On the host only the first rewrite works. For the second two rules the browser displays "The page you tried to access does not exist on this server.".

On the host, this will work

RewriteRule ^path1/(AnyString)\.html$ page1.php?x=$1 [NC,L]

But this won't

RewriteRule ^path2/(AnyNumber)\.html$ page2.php?x=$1 [NC,L]

where AnyString and AnyNumber are explicitly typed in to the RewriteRule.

Can anyone explain what I am missing?




 3:40 am on Apr 4, 2009 (gmt 0)

What are the versions of the Apache servers? Are they different?

Be aware that Apache 2.x supports PCRE (PERL-Compatible Regular Expressions), whereas Apache 1.x only supported POSIX regular expressions.

Therefore, you should use the regular-expressions syntax given in the version-specific mod_rewrite documentation if you're on Apache 1.x. Instead of trying to use PERL-type notation and tokens such as \w or \d, you might re-code your rules like this:

RewriteRule ^some_string\.html$ index.php?x=some_string [NC,L]
RewriteRule ^path1/([^.]+)\.html$ page1.php?x=$1 [NC,L]
RewriteRule ^path2/([0-9]+)\.html$ page2.php?x=$1 [NC,L]

In the second rule "\w+" is replaced by "[^.]+", here meaning "match one or more characters until a period is found", and in the third rule, "\d" is replaced by the alternate-character-group "[0-9]", meaning "match any digit."

Another frequently-encountered "gotcha" is that if you're moving this code into a server config file from a .htaccess file, you'll need to use the full server-root-relative URL-path in your rules' regex patterns. For example, when moving rules from .htaccess in your web root to the httpd.conf configuration file, you'll need to prefix the patterns with a slash, as in
"RewriteRule ^/some_string\.html$ index.php?x=some_string [NC,L]"



 4:14 am on Apr 4, 2009 (gmt 0)

Thanks Jim.

In PHP, printing _SERVER["SERVER_SIGNATURE"] outputs 'Apache/1.3.33 Server', so I guess the host version is 1.3.33.

Using ([^.]+) as you suggested does in fact solve the problem.
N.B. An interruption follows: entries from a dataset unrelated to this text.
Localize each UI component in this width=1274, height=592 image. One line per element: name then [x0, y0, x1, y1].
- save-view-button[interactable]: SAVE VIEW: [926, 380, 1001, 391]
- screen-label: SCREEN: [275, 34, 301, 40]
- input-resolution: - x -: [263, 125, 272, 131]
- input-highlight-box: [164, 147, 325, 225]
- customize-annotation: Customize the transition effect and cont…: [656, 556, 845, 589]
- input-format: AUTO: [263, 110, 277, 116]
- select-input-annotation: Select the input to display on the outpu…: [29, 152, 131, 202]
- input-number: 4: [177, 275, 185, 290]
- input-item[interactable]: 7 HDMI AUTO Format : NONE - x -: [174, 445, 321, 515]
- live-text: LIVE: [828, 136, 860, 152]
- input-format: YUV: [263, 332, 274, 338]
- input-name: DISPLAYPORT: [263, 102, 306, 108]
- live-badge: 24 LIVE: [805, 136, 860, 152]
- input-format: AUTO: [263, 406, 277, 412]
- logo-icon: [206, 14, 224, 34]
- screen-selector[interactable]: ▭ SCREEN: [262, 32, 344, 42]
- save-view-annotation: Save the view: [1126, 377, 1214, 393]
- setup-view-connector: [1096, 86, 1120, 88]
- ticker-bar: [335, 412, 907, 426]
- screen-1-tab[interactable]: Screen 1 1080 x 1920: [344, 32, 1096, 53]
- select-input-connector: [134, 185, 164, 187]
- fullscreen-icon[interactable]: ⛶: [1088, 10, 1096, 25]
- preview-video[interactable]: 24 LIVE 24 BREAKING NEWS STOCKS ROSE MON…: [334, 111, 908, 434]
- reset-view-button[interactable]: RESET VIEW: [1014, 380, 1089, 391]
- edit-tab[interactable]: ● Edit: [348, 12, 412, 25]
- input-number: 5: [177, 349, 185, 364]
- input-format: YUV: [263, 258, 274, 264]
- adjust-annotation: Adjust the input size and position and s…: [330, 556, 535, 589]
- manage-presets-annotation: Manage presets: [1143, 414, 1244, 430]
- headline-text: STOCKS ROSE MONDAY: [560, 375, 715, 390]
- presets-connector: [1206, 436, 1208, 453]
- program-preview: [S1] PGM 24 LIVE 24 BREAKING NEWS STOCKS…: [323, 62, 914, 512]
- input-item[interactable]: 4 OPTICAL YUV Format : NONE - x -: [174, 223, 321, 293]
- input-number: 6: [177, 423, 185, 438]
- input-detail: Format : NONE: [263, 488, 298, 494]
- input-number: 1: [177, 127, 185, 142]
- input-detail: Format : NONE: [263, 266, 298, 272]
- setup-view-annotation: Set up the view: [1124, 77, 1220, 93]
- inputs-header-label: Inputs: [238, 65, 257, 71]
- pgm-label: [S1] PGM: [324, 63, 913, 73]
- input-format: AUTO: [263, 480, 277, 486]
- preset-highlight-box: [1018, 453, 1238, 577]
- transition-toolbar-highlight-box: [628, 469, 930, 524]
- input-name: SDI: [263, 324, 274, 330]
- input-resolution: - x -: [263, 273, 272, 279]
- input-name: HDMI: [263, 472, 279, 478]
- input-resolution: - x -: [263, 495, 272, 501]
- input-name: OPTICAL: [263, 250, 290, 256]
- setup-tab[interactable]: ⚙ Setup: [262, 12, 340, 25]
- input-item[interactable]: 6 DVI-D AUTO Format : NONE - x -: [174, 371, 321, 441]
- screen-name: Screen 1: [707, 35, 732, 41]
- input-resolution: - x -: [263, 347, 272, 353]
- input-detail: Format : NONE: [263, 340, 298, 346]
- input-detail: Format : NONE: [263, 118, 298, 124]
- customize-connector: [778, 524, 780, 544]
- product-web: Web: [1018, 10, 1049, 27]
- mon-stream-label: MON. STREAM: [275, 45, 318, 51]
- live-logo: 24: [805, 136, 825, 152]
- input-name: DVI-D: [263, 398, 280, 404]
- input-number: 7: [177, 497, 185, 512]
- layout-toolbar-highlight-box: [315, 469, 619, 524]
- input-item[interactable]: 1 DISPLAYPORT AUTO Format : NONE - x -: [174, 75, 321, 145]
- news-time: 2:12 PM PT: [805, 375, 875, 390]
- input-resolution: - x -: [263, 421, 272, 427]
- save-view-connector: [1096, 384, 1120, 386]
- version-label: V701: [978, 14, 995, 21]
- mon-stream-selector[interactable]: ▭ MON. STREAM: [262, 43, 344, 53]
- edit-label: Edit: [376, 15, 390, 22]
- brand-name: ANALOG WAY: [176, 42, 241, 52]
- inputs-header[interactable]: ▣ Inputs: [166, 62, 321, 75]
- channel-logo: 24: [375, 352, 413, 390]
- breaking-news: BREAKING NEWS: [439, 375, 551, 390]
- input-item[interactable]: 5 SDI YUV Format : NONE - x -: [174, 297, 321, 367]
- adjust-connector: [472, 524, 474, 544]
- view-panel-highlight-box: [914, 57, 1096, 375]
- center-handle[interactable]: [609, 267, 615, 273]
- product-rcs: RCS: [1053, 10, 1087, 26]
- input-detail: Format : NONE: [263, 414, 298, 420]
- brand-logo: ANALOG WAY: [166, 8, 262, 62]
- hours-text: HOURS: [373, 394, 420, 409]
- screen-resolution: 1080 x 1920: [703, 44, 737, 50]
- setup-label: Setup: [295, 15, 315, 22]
([0-9]+) does get me to the right page, but the query parameter "x" is empty. I verified that I'm using only digits in the path being sent to mod-rewrite. Do you have any idea why this might be?


 4:54 am on Apr 4, 2009 (gmt 0)

No, it should work unless there's a typo in your pattern.

In case we've got a character-encoding meta-problem here in the forum, it should read: left parenthese, left square-bracket, digit zero, hyphen, digit nine, right square-bracket, plus sign, right parenthese.

You could in fact use the same pattern as in rule #2, but your script will then have to validate "x" to be sure it's numeric-only. And speaking of that 2nd rule's pattern, a slight improvement would be to make it reject sub-subdirectory requests by using "[^./]" as the alternate-character group.



 1:58 pm on Apr 4, 2009 (gmt 0)

Here's what the problem was. That RewriteRule looked like this:

RewriteRule ^SomeName/([0-9]+)\.html$ SomeName.php?x=$1 [NC,L]

The host was seeing an attempt to access SomeName/123.html and sending it on to SomeName.php regardless of what's included in .htaccess! I verified this by commenting out that line, and making sure that no other rule matched. When I change the "SomeName" (in the Pattern only) the rule started to work as intended, i.e. including the query parameter.

On my development machine (where there is no such problem) Apache 2.2.11 is installed, while on the host it's Apache 1.3.33.


 10:38 pm on Apr 4, 2009 (gmt 0)

If "SomeName" is sort of a "special word," it may be being aliased to a common script.

Also, look at your mod_negotiation (MultiViews) Option setting, see if mod_speling is enabled, and (on Apache 2.x and later) check your AccepPathInfo setting. All of these can 're-map' non-physically-existing URL requests before mod_rewrite has a chance to look at the request.